Von außen- und sicherheitspolitischen Krisen
Noch härter sind die außenpolitischen Herausforderungen. Die 2022 von der Bundesregierung attestierte Zeitenwende hätte einen Paradigmenwechsel in der Außen-, Sicherheits- und Verteidigungspolitik einleiten müssen. Wenn die Zeiten sich wenden, das Land also keine Friedensdividende mehr erwarten kann, vielmehr totalitärer Aggression gegenübersteht, wäre nicht weniger zu erwarten.
Stattdessen entpuppt sich das mit der Zeitenwende verkündete Sondervermögen eher als ein Ablasshandel. Einmal versprochen, erlaubt sie die Rückkehr in die Welt der Friedensdividende, in eine Welt des Zögerns, Aussitzens und Vertagens. Schon der Begriff des Sondervermögens legt nahe, dass es sich um eine Besonderheit handelt, nicht um die Antwort auf veränderte Rahmenbedingungen. Er illustriert schon sprachlich das Gegenteil einer Zeitenwende. Dabei ist klar, dass das Land sich in einer systemischen Konfrontation mit autoritären und totalitären Staaten befindet und die Verbündeten Europas nicht länger entschlossen an unserer Seite stehen. Auch wenn die Verteidigungsausgaben steigen, im Verhältnis zur Bedrohung und Sicherheitslage lässt sich kein Paradigmenwechsel erkennen.

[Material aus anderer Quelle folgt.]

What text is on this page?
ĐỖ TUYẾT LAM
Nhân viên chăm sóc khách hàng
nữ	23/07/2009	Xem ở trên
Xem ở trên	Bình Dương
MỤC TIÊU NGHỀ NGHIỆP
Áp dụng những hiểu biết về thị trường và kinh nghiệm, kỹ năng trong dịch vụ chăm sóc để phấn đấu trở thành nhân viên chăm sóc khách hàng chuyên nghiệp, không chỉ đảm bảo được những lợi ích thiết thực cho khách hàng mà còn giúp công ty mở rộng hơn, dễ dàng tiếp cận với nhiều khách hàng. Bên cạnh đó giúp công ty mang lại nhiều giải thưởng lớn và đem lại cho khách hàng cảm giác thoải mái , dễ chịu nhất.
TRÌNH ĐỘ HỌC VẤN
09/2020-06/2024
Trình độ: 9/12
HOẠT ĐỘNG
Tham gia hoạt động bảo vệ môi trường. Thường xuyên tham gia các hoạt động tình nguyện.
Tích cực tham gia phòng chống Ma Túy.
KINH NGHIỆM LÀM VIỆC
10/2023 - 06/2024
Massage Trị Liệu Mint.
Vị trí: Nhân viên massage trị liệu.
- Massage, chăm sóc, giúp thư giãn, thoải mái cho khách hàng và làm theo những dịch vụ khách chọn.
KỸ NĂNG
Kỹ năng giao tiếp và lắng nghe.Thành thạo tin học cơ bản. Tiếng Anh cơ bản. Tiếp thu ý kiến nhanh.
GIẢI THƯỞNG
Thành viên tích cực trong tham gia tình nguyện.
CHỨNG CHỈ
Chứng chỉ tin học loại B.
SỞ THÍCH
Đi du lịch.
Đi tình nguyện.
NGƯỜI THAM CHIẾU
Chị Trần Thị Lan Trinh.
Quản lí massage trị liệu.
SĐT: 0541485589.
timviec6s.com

Brüssel und Berlin haben es gleichermaßen unterlassen, Ideen und Pläne für die Unterstützung der Ukraine, den zukünftigen Umgang mit einem totalitären und aggressiven Russland und den Ausfall der Vereinigten Staaten zu entwickeln. Dass der Bundeskanzler der Ukraine einerseits keinen Sieg wünscht, aber es zum Ziel erklärt, die Ukraine solle nicht verlieren, zeigt die habituelle Neigung zum Erhalt des status quo und der damit verbundenen Hoffnung auf folgenloses Handeln.